I'll leave it as an exercise for the reader to see how things change with 64-bit disk addresses.

Thank you very much for the detailed response. Can you please explain me the computation: 32-bit addresses the disk can address up to 512 * 4 * 10243 = 2 TiB done above ??

@darkie15: assume that each disk address is a block number. With 32-bit numbers, you can address roughly 4 billion different blocks; each of those blocks is a 1/2 KiB, so you can address about 2 trillion bytes - aka 2 TiB.

Before giving the answers, you should understand how file system works:

Whenever a user or a program refers to a file by name, the operating system uses that name to look up the corresponding inode, which then enables the system to obtain the information it needs about the file to perform further operations. That is, a file name in a Unix-like operating system is merely an entry in a table with inode numbers, rather than being associated directly with a file (in contrast to other operating systems such as the Microsoft Windows systems). The inode numbers and their corresponding inodes are held in inode tables, which are stored in strategic locations in a filesystem, including near its beginning.

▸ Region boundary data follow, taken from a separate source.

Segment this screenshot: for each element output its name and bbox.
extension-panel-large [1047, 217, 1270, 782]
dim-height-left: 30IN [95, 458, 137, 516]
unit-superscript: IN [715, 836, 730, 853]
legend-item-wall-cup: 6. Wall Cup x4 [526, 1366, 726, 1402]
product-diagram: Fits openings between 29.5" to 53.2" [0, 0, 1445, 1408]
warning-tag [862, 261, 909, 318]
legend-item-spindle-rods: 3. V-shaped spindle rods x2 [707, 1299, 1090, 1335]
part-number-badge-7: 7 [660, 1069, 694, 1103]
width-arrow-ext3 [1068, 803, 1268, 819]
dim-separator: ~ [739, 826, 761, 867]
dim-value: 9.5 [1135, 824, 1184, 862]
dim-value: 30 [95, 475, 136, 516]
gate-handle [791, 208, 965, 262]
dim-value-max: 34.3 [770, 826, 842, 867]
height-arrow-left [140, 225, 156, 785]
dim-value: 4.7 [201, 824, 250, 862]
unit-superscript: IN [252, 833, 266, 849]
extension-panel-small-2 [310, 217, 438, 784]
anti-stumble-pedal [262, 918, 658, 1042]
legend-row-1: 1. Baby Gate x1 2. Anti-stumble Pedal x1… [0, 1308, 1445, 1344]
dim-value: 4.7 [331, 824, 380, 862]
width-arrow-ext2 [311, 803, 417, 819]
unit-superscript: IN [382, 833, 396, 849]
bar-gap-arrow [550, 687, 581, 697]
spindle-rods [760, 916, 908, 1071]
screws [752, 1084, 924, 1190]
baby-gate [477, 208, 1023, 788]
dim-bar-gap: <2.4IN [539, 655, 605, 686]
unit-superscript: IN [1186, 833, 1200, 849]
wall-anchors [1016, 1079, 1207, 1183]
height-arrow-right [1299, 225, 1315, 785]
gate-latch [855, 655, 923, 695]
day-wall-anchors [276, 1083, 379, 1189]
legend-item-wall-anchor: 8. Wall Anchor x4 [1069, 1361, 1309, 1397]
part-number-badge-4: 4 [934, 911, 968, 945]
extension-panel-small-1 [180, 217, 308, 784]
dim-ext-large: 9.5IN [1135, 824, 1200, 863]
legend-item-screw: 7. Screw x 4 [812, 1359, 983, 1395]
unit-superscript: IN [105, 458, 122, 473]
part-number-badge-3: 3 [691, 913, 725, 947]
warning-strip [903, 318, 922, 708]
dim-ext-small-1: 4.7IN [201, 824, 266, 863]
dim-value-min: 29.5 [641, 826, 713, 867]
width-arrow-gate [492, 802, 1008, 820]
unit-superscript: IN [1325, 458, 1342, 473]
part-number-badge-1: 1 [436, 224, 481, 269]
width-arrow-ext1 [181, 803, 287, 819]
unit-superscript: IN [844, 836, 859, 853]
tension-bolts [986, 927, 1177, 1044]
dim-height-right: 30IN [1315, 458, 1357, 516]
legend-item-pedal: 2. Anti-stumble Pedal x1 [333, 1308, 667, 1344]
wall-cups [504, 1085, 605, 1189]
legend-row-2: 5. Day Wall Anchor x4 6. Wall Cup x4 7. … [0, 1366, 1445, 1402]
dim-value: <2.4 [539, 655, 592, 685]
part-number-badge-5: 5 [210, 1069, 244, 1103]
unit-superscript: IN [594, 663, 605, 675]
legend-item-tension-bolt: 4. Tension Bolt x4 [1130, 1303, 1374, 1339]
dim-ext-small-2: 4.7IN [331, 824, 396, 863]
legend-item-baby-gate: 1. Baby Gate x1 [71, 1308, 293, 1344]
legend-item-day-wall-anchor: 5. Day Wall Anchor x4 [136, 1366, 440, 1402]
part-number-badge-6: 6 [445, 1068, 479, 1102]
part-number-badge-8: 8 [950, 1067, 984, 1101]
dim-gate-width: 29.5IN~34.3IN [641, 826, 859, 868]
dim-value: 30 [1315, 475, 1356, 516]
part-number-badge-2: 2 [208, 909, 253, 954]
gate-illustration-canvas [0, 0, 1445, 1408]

Answer for the first question is that bit space covers the total 32 or 64 bit. simply it makes 2^32 and it is large enough define the all these variables.Also, for further uses it has to know the size of the bits for operations.In your example they just defined in that way.

Second each pointer (size depends on your disk capacity) reference a data block(8KB on disk, disk has blocks) but keep in mind that unix file system has an hierarchical structure. A table that points many other tables and finally the last table point to the data block.

i offer you to go over this book, very useful to understand the Unix file system.